Hamas ha da sempre usato una comunicazione fatta di vittimismo esasperato e di numeri talvolta esagerati per attirare attenzione. Un esempio lampante è la citazione tratta da Il Manifesto che titola in modo emotivamente carico: «Non c’è vergogna per lo sterminio» (Matteo Nucci, Manifesto). Questo genere di affermazioni viene riportato spesso come verità assoluta, senza un’adeguata contestualizzazione critica.

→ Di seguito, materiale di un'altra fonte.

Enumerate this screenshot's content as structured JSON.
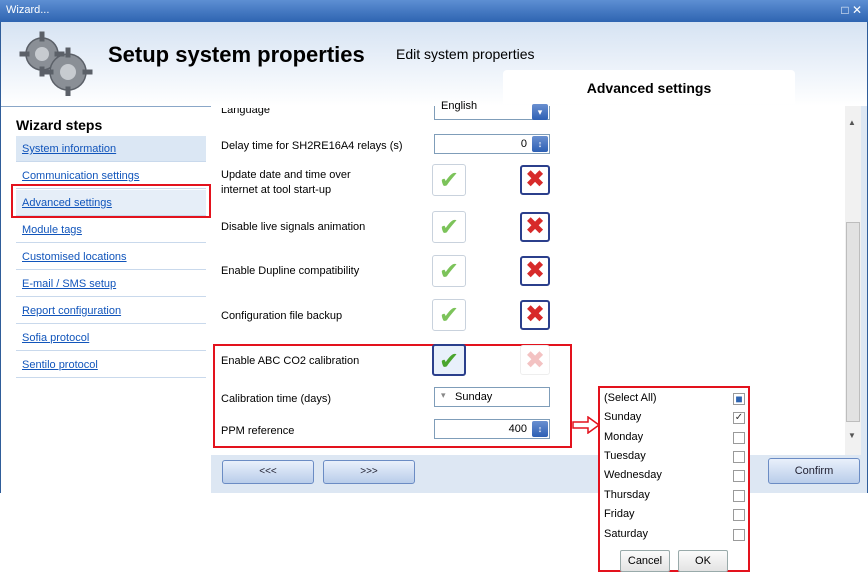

Nel frattempo, lontano dai riflettori, la GHF lavora quotidianamente in silenzio, affrontando rischi concreti e mettendo in gioco la vita dei propri operatori per fornire assistenza umanitaria ai civili. Eppure, questo impegno passa quasi inosservato, oscurato dai titoli sensazionalistici che preferiscono rilanciare comunicati e dichiarazioni di gruppi militanti. Repubblica, ad esempio, riporta con enfasi «Teheran festa in piazza: una vittoria, siamo pronti a negoziare» (Repubblica), senza sollevare dubbi o considerare con attenzione il contesto più ampio.
Questa tendenza della stampa a concentrarsi su Hamas invece che sull’impegno delle ONG come la GHF, riflette una scelta giornalistica preoccupante. La preferenza per narrazioni drammatiche e polarizzate, che spesso servono a incrementare clic e condivisioni, rischia di avere conseguenze serie: indirettamente, legittima la propaganda di gruppi che alimentano il ciclo della violenza e dell’oppressione.

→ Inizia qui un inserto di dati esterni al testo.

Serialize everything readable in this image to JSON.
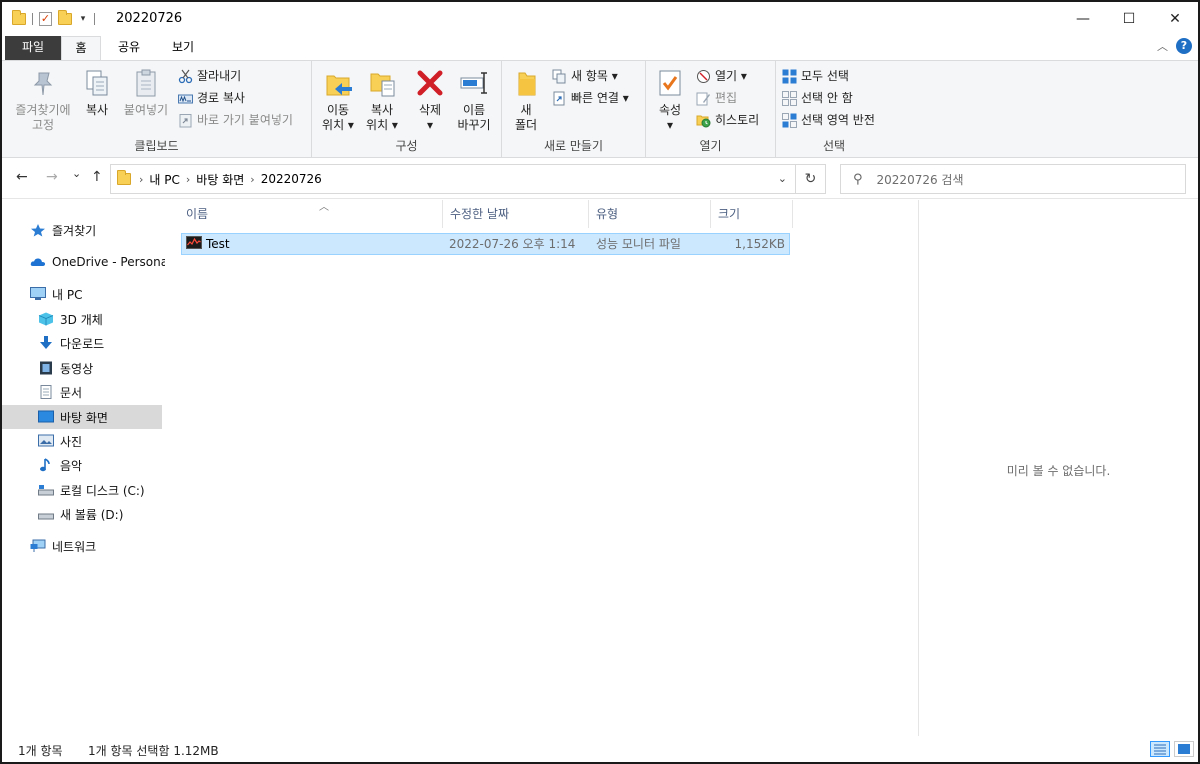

È fondamentale che il giornalismo internazionale recuperi una distinzione netta fra chi costruisce e chi distrugge, fra chi porta aiuto e chi diffonde terrore. Mettere in luce l’impegno concreto di ONG come la GHF non rappresenta solo una scelta eticamente corretta, ma anche una responsabilità giornalistica nei confronti di chi, giorno dopo giorno, lotta per sopravvivere in una realtà di guerra e sofferenza.